それでもエルトリアの財政が安定しているのは、タルキウスの卓越した行政手腕と数々の征服事業で得た莫大な富があればこそ。
「それでも彼等の望みを叶えて、面倒事は全て自分で抱えちゃうんだから、タルキウスは本当にお人好しだよね」
善意から言ったフェルディアスであったが、それを聞いたタルキウスはおちょくられたような気がして軽く頬を膨らませる。
「……これも、王としての器を示す機会になるからな。臣下に恵みをもたらすのが王の務めだ」
「やっぱりタルキウスはすごいよ。僕にはとても真似できない」
褒められたと思ったタルキウスは、先ほどまでの膨らんだ頬を萎ませて得意気な顔をする。
「そ、そんな大した事ないよ!……と、それはそうと、次はティベリス川の氾濫で被害を受けた神聖総合病院の視察だったな」
「うん。そうだよ。リウィアさんが表に輿を用意しているはずだから、早速行こうか」
「ああ。でも、その書類だけ確認しておきたいから、先に外で待っててくれ」
「……う、うん。でも大丈夫かい? タルキウス、ずっと仕事積めでろくに休んでないでしょ」
「え? そ、そうだっけ?」
「そうだよ。僕じゃ頼りないかもしれないけど、僕にできる事なら何でもするから無理はしないでよ」
タルキウスは一度仕事に集中し出すと止まらなくなる所がある事をフェルディアスはよく知っていた。
タルキウスとフェルディアスは単に主人と奴隷という立場に留まらず、友人のように接していた。フェルディアスは友人としてタルキウスを心から心配していたのだ。
「ああ。ありがとう、フェル。フェルがいてくれて、いつも本当に助かってるよ」
タルキウスの言葉を聞いてフェルディアスは素直に嬉しそうにする。
「じゃあ僕は先に外で出発の用意をしておくから、タルキウスもすぐに来てね」
「おう!」
フェルディアスが退出して、一人きりになったタルキウスは黙々と書類を読んでいく。
そして書類を読み終わると、玉座のすぐ横にある木製のテーブルの上に置いて、両腕を上にグーッと伸ばす。

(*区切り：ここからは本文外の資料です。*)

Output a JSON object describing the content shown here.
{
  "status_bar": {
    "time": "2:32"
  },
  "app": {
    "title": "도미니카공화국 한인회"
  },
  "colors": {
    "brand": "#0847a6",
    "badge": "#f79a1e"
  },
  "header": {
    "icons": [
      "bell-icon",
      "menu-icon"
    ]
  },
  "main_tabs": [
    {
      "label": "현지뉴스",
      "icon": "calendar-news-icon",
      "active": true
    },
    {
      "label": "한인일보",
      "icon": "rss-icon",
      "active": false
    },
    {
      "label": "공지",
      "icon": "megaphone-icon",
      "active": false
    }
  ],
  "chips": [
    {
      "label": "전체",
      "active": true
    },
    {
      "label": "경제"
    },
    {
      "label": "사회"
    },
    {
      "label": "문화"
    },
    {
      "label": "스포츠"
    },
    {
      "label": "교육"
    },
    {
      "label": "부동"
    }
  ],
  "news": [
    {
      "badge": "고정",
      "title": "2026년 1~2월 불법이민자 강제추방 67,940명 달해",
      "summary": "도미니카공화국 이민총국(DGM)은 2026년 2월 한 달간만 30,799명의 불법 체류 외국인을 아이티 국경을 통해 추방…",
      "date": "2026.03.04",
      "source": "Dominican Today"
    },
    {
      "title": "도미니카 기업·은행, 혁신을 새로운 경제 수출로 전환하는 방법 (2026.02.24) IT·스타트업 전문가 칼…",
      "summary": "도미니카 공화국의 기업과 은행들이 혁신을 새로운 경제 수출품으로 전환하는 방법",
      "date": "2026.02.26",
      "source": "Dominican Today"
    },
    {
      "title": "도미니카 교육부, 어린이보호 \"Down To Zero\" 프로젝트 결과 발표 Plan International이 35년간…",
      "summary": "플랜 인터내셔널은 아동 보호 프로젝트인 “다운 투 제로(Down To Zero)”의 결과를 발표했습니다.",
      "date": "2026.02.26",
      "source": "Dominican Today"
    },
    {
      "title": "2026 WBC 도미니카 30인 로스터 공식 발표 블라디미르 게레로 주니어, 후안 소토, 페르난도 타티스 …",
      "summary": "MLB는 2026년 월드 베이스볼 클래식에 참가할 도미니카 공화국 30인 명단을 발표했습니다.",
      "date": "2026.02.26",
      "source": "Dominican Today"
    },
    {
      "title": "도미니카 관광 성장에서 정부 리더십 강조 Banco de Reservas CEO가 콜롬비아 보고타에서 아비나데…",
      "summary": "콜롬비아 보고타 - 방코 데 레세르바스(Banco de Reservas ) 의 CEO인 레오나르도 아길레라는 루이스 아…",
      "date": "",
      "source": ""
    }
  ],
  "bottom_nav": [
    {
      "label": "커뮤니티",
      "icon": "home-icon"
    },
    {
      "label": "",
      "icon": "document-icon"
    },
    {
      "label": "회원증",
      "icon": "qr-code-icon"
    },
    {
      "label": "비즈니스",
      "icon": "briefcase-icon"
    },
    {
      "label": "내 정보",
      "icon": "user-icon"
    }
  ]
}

「は~。何だか急に眠くなってきたな。やっぱり疲れてるのかな……」
押し寄せてきた睡魔によって瞼が重くなり、目の焦点が合わなくなる。
「……仕方がない。五分……五分だけ、ちょっと……休憩、しよう……」
頬杖を突いたタルキウスの瞼が閉じ、そのまま夢の中へと旅立ってしまうのに一分も掛からなかった。
タルキウスが眠りについた直後だった。
雲海の間のほぼ中央に突如、純白の魔法陣が浮かび上がる。
その魔法陣からホイッとビックリ箱から飛び出すような感じでパンドラが姿を現した。
「ヤッホー! タルキウス、遊びに来たわよ!!」
広間に現れたパンドラはタルキウスの姿を視界に捉えると、ふわふわと浮かぶ風船のように宙を浮きながらタルキウスの方へと近付いていく。
「ってあれ? タルキウス、寝てるの? まったく、まだ真っ昼間だってのに。お昼寝をするなんてやっぱりお子ちゃまねぇ。……あッ! そうだわ! 良いこと思い付いちゃったわ!」
パンドラはニシシッと悪戯っ子のような笑みを浮かべる。